The first in the series, “Climate Change: How Does It Affect Decatur?” will take place Tuesday, June 24, at 6:30 p.m. at the J. Elizabeth Madden Auditorium of the Decatur Public Library, 130 N. Franklin St., Decatur. The event is free and open to the public.
“Climate change for some people is hard to take seriously, because it’s presented as a huge, nebulous threat,” said Jonathan Goldman, executive director of the Illinois Environmental Council. “Yet, on a local level in Illinois right now we have soaring asthma rates and gas prices and shifting gardening zones – very real problems that have the same causes and solutions as global warming.”
“So, everyone has a stake in helping curb climate change through individual and legislative measures,” Goldman said.
The town hall meetings will emphasize the legislative solutions to climate change featured in the Global Warming Response Act (SB2220/HB5254), a bill promoted by the Illinois Climate Action Network, a coalition of environmental, health and faith groups formed in 2007. The legislation contains initiatives that build on the recommendations of Illinois’ Climate Change Advisory Group formed in 2006.
They include requiring power and industrial facilities to pollute less through a cap-and-trade program, and making cars more fuel efficient and buildings and furnaces more energy efficient. All of these measures would reduce the amount of greenhouse gases and smog-forming pollution generated and lower the incidence of respiratory illnesses in Illinois, which has one of the highest death rates from asthma in the nation.
In addition, more fuel efficient cars would mean substantial consumer savings at the
pump. A recent study conducted by Environment Illinois indicated the Illinois Clean Cars Act(HB 3424/SB 2238), a component of the Global Warming Response Act, would save Illinois drivers more than $400 a year in fuel costs.
In addition, a recent poll conducted by InTouch showed that a remarkable 90 percent of Illinois residents say they want cleaner, more fuel-efficient cars even if they cost more up front.
“The time is right for good legislation that will enable Illinois citizens to help the environment while helping the economy and our health at the same time,” said Goldman. “The people’s will is there – now we have to build the political will, which is what these forums are all about.”
Sponsored by IEC, the town hall meetings will be co-hosted by local community groups in each region. In Decatur, representatives from the local Community Environmental Council, Agricultural Watershed Institute, Audubon Society and Environmental Affairs Council of Millikin University will be on hand to discuss global warming and encourage local residents to get involved in solving the problem.
Don Wuebbles, a nationally known climate change expert and co-author of the 2004 “Confronting Climate Change in the Great Lakes” report by the Union of Concerned Scientists and Ecological Society of America, will also speak at the town hall meeting. Wuebbles and a colleague, Katherine Hayhoe, recently completed a detailed impacts analysis for the City of Chicago’s Climate Change Task Force. He is also a member of the government working group doing the U.S. national climate assessment that will be completed in October.
Decatur legislators Rep.

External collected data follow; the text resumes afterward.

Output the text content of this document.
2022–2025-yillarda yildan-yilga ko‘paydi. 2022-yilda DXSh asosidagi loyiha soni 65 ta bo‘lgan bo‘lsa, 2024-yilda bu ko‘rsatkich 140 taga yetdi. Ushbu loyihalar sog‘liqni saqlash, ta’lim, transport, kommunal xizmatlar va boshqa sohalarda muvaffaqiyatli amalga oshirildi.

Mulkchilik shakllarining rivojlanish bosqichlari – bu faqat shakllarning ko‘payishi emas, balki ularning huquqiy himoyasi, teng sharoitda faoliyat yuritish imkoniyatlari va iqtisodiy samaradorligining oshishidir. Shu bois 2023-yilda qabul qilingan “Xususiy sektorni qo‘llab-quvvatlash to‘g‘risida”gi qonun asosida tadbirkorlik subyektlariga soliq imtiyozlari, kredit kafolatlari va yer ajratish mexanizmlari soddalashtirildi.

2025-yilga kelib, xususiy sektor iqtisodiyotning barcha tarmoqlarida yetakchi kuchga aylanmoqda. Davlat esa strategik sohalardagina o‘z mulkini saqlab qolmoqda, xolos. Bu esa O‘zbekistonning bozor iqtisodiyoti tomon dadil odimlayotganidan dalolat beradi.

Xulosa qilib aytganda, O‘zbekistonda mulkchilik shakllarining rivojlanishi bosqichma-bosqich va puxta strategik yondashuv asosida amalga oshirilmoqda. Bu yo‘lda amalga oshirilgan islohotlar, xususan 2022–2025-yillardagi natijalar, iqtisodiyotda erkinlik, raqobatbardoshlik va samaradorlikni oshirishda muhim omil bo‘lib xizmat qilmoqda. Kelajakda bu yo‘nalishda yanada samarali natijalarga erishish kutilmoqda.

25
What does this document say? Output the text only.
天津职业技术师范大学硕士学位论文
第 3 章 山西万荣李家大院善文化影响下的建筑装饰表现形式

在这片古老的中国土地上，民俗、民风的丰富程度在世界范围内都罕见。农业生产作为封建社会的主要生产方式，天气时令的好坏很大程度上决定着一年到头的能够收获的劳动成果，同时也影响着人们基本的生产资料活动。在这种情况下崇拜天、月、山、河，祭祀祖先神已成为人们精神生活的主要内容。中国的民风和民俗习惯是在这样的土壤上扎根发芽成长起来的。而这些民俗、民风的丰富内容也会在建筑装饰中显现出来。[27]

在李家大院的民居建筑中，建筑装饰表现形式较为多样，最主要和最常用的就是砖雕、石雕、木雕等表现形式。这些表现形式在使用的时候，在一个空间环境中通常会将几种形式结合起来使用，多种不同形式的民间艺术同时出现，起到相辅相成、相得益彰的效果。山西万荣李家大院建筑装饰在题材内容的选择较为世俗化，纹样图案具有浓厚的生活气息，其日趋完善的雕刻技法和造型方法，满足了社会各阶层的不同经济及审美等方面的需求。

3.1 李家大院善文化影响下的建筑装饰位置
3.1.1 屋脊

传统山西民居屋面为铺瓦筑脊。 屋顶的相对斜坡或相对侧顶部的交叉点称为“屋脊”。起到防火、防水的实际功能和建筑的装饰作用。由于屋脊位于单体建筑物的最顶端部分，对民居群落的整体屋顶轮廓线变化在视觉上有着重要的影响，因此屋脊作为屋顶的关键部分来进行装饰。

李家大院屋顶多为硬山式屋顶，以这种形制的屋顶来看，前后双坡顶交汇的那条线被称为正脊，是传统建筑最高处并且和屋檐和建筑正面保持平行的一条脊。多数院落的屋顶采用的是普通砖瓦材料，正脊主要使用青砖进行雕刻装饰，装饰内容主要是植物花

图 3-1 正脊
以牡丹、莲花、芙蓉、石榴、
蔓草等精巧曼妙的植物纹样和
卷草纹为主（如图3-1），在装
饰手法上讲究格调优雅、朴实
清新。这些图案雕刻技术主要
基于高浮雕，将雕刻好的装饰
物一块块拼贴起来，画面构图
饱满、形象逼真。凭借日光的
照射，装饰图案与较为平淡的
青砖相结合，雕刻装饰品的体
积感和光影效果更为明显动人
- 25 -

Bob Flider, Rep. Bill Mitchell and Sen. Frank Watson have also been invited.
“The goal of the public forum is to bring legislators and voters together to spark a discussion about what Illinois and its residents can do about this environmental problem,” said Decatur resident Jo Caulkins, a board member of the Community Environmental Council. “Illinois is the seventh largest contributor of global warming pollution in the country, so we have a responsibility to do something about it.”